Abstract

Telomerase is a specialized ribonucleoprotein polymerase that adds hexanucleotides (TTAGGG) onto human chromosomal ends. The expression of telomerase activity has been associated with cell immortalization and the malignant phenotype in most cancers. How the telomerase activity is regulated in cancer cells is presently not known. In this work, the effects of cell cycle blockers, DNA damaging agents, TopII inhibitors and proteins kinase inhibitors on the telomerase activity were examined in cultured nasopharyngeal carcinoma cells NPC-076. Agents which interfere with tubulin assembly (Taxol and vinblastine) and agents which arrest cells at S phase (methotrexate and 5-fluorouracil) did not inhibit telomerase activity of treated cells. Agents which damage DNA (cisplatin, methyl methanesulfonate, and UV radiation) and TopII inhibitors (etoposide and daunorubicin) also did not inhibit telomerase activity of treated cells. Among the protein kinase inhibitors examined, no significant inhibition of telomerase activity was observed with cells treated with quercetin, H-89, or herbimycin A. On the other hand, two protein kinase C (PKC) inhibitors (bisindolylmaleimide I and H-7) were found to produce a big inhibition of telomerase activity in treated cells.
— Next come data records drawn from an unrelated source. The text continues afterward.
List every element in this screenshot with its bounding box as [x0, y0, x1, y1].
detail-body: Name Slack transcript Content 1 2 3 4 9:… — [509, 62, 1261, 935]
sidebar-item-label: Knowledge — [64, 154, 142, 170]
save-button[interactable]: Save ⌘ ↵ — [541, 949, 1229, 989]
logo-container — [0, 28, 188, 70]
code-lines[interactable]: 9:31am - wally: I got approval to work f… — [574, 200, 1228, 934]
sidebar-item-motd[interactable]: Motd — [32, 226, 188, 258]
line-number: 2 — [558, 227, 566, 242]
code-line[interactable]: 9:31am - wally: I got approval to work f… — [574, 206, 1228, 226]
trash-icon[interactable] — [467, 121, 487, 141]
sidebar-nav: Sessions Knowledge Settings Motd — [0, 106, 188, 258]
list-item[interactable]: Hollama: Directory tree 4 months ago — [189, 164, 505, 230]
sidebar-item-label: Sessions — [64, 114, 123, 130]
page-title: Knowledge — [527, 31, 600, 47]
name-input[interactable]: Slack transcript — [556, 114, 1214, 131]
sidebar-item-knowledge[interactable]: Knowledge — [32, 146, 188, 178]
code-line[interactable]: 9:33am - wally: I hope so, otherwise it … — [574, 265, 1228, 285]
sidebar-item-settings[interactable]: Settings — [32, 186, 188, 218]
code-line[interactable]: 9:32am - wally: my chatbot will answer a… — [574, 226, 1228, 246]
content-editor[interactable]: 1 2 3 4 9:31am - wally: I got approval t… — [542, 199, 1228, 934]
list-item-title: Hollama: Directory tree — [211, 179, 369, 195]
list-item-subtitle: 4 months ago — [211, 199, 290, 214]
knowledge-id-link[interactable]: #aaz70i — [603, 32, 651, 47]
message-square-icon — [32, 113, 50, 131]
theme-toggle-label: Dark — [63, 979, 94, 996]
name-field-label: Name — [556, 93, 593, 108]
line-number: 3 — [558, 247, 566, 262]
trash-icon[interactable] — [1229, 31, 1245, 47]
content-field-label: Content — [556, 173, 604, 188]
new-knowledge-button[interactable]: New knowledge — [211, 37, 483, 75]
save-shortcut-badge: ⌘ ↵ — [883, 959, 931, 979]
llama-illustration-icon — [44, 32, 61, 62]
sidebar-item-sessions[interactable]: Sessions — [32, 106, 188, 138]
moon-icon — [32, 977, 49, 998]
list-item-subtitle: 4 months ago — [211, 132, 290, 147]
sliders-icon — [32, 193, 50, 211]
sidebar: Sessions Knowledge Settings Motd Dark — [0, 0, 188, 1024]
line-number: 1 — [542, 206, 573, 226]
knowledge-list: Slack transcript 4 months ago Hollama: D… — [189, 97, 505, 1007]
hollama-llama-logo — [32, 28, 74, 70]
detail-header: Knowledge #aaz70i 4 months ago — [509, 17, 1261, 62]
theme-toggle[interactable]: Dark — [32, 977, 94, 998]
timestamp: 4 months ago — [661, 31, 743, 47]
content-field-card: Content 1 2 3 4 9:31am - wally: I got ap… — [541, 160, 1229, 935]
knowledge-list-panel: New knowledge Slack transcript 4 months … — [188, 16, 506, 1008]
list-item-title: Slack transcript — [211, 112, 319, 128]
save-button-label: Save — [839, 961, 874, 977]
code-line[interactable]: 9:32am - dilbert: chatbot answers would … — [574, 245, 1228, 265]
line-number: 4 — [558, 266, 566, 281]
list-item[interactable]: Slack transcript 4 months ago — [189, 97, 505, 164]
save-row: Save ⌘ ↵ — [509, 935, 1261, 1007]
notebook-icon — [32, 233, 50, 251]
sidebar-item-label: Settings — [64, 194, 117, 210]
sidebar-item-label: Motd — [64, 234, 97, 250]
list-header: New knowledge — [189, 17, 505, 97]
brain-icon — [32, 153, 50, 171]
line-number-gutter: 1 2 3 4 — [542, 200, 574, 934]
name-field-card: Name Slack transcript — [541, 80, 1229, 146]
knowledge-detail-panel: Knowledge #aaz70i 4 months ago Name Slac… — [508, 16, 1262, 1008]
Staurosporine produced a moderate inhibition, and sphingosine had a small inhibitory effect. The inhibition of telomerase activity by PKC inhibitors appears to be specific since the treated cells were mostly viable (i.e., greater than 75%) and still retained significant levels of protein synthesis capability. These results implicate that protein kinase C is involved in the regulation of telomerase activityin vivo.